If its a disease how do you go about treating it? If your like most EXPERTS youll tell me I need a spiritual awakening. seeing addiction is a disease then wouldnt bieng addicted to spending money be a disease or masterbation or porn or girls or food or anything, how do you distinguish the differnce between addiction and overindulging? Not trying to start an arguement but I for 1 have never bought into that(well its not my fault) its my disease bullshit.


----------



## ARM*BAR (Nov 7, 2009)

MooJuice said:


> While much of this thread contains brilliant pieces of logic, deduction and solid information, there is quite a lot of misinformation mixed in as well.
> 
> 
> i have been an IV heroin user, a casual social opiate taker, a social smoker, a non smoker, and a 2.5 pack-a-day smoker. Not only this, but i have been to rehab three times, (totalling many months at $550 a day) and have done unsupervised detoxes from nicotine and opiates more than a dozen times each. to top it all off, I have done two years of a professional nursing degree and have taken my umat test, which enabled me to start studying medicine at the begginning of this yeah. (so next year i will begin my second year of medicine with 2 years nursing already under my belt)
> ...


I think your confusing the most dangerous drug to use versus the most addictive, withdrawl symptoms are not the only indicators for determining an addiction rating. Many people die from withdrawls from alcohol too any ways here are three links to reputable treatment centres/guides that have done studies.
http://www.michaelshouse.com/drug-addiction/most-addictive-drugs-world.html
http://www.drugrehabtreatment.com/most-addictive-drugs.html
http://www.blurtit.com/q3150977.html
And don't get me wrong the jury is still out on a lot of these topics and nothing is written in stone
I have done eveything under the sun including smack and never really called it my drug of choice, and i am still hooked on caffiene


----------



## HexRei (Apr 27, 2007)

jcal said:


> how do you distinguish the differnce between addiction and overindulging?
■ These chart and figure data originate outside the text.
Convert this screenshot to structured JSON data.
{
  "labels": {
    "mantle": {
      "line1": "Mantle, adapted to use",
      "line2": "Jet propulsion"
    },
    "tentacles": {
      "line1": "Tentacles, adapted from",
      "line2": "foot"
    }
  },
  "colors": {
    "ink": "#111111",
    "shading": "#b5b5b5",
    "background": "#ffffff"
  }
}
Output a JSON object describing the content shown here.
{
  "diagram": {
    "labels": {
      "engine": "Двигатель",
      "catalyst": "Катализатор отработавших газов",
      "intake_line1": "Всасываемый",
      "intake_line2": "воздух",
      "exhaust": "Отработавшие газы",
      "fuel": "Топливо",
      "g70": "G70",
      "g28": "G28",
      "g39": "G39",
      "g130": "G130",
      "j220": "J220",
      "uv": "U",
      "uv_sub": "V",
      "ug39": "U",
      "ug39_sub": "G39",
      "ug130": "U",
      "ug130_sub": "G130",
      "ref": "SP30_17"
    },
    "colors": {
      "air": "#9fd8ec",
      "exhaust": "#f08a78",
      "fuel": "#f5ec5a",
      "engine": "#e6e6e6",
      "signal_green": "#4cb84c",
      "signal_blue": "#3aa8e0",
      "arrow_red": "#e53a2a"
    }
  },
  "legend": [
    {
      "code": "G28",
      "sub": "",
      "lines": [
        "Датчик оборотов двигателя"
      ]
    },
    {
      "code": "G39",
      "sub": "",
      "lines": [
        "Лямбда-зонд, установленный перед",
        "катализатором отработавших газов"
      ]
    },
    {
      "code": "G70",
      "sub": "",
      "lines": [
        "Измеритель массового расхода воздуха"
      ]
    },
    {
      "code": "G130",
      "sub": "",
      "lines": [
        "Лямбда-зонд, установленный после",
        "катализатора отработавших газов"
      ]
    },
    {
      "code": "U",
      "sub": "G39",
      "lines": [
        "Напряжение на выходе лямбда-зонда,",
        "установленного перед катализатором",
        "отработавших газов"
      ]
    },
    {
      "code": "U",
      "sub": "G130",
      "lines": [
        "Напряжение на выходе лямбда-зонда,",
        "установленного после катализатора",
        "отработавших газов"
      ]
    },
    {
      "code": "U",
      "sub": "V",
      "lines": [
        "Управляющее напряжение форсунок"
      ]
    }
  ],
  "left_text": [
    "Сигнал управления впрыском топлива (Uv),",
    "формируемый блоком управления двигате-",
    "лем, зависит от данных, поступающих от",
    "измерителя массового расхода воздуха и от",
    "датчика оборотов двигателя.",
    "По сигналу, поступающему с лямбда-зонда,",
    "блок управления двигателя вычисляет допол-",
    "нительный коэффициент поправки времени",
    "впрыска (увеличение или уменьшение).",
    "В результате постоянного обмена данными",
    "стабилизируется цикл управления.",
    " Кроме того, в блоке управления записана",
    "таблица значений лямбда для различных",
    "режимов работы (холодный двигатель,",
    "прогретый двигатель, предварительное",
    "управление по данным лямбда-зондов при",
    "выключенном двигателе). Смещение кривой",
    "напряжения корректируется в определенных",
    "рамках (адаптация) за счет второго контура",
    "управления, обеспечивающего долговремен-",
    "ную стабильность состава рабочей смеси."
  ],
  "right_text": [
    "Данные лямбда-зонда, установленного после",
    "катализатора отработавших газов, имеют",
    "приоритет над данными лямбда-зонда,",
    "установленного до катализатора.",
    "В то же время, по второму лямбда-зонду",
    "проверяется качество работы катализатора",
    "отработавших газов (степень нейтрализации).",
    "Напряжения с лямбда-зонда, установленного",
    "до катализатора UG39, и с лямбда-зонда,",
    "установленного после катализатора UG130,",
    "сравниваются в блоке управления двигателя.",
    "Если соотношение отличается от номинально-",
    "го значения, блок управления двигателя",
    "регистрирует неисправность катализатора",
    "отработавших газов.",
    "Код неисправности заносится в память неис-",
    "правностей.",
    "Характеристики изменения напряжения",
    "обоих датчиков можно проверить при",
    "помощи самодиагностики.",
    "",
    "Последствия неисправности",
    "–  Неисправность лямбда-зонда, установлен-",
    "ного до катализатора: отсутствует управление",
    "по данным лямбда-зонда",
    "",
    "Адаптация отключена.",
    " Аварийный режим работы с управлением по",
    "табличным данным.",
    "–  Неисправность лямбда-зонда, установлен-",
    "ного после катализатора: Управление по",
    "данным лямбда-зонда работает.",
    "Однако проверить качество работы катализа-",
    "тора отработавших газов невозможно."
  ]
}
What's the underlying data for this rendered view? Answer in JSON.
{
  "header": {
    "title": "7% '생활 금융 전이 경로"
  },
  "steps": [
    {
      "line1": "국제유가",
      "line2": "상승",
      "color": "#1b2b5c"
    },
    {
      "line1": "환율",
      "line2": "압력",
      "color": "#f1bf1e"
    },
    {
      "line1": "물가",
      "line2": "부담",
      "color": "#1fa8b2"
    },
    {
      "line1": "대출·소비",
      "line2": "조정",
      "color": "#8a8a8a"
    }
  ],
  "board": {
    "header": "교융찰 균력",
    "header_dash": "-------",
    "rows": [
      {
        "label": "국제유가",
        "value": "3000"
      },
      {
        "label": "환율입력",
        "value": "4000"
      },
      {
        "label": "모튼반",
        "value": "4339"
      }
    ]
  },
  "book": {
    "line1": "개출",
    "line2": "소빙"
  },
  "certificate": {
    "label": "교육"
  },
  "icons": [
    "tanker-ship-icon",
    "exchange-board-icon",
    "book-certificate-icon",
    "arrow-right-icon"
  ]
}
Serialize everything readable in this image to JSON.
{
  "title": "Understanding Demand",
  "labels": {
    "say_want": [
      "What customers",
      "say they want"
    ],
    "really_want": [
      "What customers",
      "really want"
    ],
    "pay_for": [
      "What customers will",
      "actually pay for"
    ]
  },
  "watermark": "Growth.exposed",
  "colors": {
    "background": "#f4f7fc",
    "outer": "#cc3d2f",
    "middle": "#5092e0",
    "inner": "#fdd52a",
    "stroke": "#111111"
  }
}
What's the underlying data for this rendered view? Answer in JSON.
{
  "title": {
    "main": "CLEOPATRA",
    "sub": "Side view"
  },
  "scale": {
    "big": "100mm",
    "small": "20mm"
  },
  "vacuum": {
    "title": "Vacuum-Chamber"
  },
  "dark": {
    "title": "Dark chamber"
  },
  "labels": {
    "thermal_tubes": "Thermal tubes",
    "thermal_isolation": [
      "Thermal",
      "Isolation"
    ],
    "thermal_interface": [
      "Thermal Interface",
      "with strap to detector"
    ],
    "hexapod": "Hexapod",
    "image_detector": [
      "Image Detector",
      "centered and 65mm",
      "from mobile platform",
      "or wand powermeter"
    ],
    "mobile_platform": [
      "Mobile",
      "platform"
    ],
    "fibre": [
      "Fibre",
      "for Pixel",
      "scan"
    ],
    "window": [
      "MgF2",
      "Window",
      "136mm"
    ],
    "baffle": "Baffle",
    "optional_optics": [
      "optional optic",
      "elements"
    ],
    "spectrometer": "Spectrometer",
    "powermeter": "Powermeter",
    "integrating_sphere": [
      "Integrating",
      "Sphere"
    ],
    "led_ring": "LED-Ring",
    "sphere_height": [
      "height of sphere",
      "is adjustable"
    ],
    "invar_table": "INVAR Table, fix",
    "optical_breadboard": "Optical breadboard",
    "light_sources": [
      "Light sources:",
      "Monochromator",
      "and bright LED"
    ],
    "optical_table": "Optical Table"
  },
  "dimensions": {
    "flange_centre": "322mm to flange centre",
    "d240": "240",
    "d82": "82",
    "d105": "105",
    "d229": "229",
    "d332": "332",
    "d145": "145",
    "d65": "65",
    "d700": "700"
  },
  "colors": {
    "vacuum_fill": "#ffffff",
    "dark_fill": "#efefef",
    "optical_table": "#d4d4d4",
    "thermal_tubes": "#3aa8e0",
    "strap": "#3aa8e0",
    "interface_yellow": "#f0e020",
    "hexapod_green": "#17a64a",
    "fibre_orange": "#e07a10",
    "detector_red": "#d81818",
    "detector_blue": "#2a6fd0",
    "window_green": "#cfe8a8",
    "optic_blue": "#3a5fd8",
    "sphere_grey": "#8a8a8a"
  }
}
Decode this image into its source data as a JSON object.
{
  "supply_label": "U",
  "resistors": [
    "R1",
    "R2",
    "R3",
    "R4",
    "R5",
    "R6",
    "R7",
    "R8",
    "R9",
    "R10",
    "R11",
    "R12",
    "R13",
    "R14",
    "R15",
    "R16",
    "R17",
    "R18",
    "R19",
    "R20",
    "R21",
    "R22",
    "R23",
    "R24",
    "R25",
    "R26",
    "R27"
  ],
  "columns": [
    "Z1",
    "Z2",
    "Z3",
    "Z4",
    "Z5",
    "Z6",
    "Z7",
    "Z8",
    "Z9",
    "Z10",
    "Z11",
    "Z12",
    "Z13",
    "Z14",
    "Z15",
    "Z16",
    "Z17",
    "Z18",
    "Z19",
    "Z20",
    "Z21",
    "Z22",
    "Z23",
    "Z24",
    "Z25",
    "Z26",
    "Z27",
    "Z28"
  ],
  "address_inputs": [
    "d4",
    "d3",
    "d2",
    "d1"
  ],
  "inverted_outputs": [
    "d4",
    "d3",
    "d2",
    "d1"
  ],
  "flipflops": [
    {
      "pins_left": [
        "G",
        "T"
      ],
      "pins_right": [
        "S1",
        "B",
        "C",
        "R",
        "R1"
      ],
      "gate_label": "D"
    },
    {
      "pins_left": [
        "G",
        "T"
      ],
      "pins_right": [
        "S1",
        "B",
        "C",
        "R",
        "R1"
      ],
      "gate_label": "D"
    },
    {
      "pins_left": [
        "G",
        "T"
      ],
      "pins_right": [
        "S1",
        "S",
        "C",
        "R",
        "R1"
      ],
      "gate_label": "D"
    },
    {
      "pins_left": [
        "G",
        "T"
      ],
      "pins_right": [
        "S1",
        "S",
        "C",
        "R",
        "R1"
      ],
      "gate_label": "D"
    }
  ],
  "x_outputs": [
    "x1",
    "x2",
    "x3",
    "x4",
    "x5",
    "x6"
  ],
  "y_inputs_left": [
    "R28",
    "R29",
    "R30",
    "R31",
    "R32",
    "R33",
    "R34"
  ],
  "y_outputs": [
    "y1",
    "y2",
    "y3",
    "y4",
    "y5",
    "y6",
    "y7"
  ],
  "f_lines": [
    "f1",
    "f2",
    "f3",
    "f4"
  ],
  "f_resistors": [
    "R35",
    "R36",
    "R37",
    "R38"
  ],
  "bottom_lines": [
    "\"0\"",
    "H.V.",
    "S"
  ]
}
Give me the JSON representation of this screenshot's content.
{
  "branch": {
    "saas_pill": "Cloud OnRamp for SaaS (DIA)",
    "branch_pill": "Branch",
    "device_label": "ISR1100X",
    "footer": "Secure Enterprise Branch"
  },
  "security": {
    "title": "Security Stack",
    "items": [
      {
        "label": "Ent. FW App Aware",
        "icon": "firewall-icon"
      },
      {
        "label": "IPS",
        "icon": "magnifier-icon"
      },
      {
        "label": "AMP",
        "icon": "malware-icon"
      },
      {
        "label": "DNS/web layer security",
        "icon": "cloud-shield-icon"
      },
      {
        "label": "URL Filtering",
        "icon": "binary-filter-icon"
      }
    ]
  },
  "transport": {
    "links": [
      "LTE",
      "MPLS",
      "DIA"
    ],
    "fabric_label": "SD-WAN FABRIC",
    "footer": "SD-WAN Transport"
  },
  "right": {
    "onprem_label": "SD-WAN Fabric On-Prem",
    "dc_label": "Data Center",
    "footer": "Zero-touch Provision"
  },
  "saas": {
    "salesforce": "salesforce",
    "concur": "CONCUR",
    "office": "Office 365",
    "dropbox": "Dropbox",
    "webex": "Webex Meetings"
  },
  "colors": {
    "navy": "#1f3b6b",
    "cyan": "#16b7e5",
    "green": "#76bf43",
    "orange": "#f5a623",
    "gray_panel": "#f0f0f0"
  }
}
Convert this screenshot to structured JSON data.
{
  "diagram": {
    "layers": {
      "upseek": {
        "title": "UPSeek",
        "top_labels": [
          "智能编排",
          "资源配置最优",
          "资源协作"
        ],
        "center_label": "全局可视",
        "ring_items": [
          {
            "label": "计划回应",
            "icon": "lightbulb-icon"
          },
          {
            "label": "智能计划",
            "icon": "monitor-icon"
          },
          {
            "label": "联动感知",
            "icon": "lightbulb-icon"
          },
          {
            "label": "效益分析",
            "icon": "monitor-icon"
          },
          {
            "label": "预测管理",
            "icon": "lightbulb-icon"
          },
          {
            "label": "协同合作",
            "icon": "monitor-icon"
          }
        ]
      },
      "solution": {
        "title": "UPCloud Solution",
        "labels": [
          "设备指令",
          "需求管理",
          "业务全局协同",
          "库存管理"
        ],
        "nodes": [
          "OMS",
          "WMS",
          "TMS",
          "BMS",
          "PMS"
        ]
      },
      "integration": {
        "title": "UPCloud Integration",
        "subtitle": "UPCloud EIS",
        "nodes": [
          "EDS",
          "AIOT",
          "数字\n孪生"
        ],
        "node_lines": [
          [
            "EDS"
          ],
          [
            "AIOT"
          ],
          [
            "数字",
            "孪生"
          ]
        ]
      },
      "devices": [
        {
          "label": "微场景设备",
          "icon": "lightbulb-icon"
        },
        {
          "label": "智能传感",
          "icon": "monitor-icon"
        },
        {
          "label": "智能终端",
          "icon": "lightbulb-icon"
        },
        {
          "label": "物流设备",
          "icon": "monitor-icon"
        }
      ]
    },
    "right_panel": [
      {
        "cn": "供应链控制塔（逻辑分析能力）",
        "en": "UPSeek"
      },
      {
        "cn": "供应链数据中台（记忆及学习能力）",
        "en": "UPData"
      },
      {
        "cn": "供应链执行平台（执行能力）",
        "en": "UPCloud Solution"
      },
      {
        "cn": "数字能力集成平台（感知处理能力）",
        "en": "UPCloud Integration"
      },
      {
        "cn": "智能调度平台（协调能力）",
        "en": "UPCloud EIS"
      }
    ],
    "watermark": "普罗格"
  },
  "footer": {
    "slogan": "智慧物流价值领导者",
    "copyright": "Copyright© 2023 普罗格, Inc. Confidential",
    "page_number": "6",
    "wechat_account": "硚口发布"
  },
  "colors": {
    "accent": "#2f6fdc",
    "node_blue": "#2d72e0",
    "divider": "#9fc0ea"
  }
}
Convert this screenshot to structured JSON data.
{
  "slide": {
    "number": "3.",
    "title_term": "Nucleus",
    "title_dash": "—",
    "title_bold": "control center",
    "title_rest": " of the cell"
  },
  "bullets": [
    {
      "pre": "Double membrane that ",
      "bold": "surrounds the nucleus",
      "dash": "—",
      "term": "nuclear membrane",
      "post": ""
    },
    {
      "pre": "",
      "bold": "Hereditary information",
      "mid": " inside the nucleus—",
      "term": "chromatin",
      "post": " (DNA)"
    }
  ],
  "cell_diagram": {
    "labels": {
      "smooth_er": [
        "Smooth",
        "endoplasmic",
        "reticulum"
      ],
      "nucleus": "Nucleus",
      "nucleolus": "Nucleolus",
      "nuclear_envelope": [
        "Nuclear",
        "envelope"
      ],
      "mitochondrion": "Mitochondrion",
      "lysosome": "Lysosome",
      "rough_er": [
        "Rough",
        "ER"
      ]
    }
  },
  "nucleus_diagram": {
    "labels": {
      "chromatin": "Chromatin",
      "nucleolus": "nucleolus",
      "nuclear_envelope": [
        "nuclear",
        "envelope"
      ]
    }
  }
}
the level of damage it does to your life, yourself, and those around you?


----------



## WouldLuv2FightU (Jul 17, 2006)

jcal said:


> If its a disease how do you go about treating it? If your like most EXPERTS youll tell me I need a spiritual awakening. seeing addiction is a disease then wouldnt bieng addicted to spending money be a disease or masterbation or porn or girls or food or anything, how do you distinguish the differnce between addiction and overindulging? Not trying to start an arguement but I for 1 have never bought into that(well its not my fault) its my disease bullshit.


I believe the concept of addiction being a disease is not limited to drug users. There are people out there who are severely addicted to food as well. There are also a lot of extreme sex addicts (ever seen the movie Choke? It's a good one).


----------



## jcal (Oct 15, 2006)

WouldLuv2FightU said:


> I believe the concept of addiction being a disease is not limited to drug users. There are people out there who are severely addicted to food as well. There are also a lot of extreme sex addicts (ever seen the movie Choke? It's a good one).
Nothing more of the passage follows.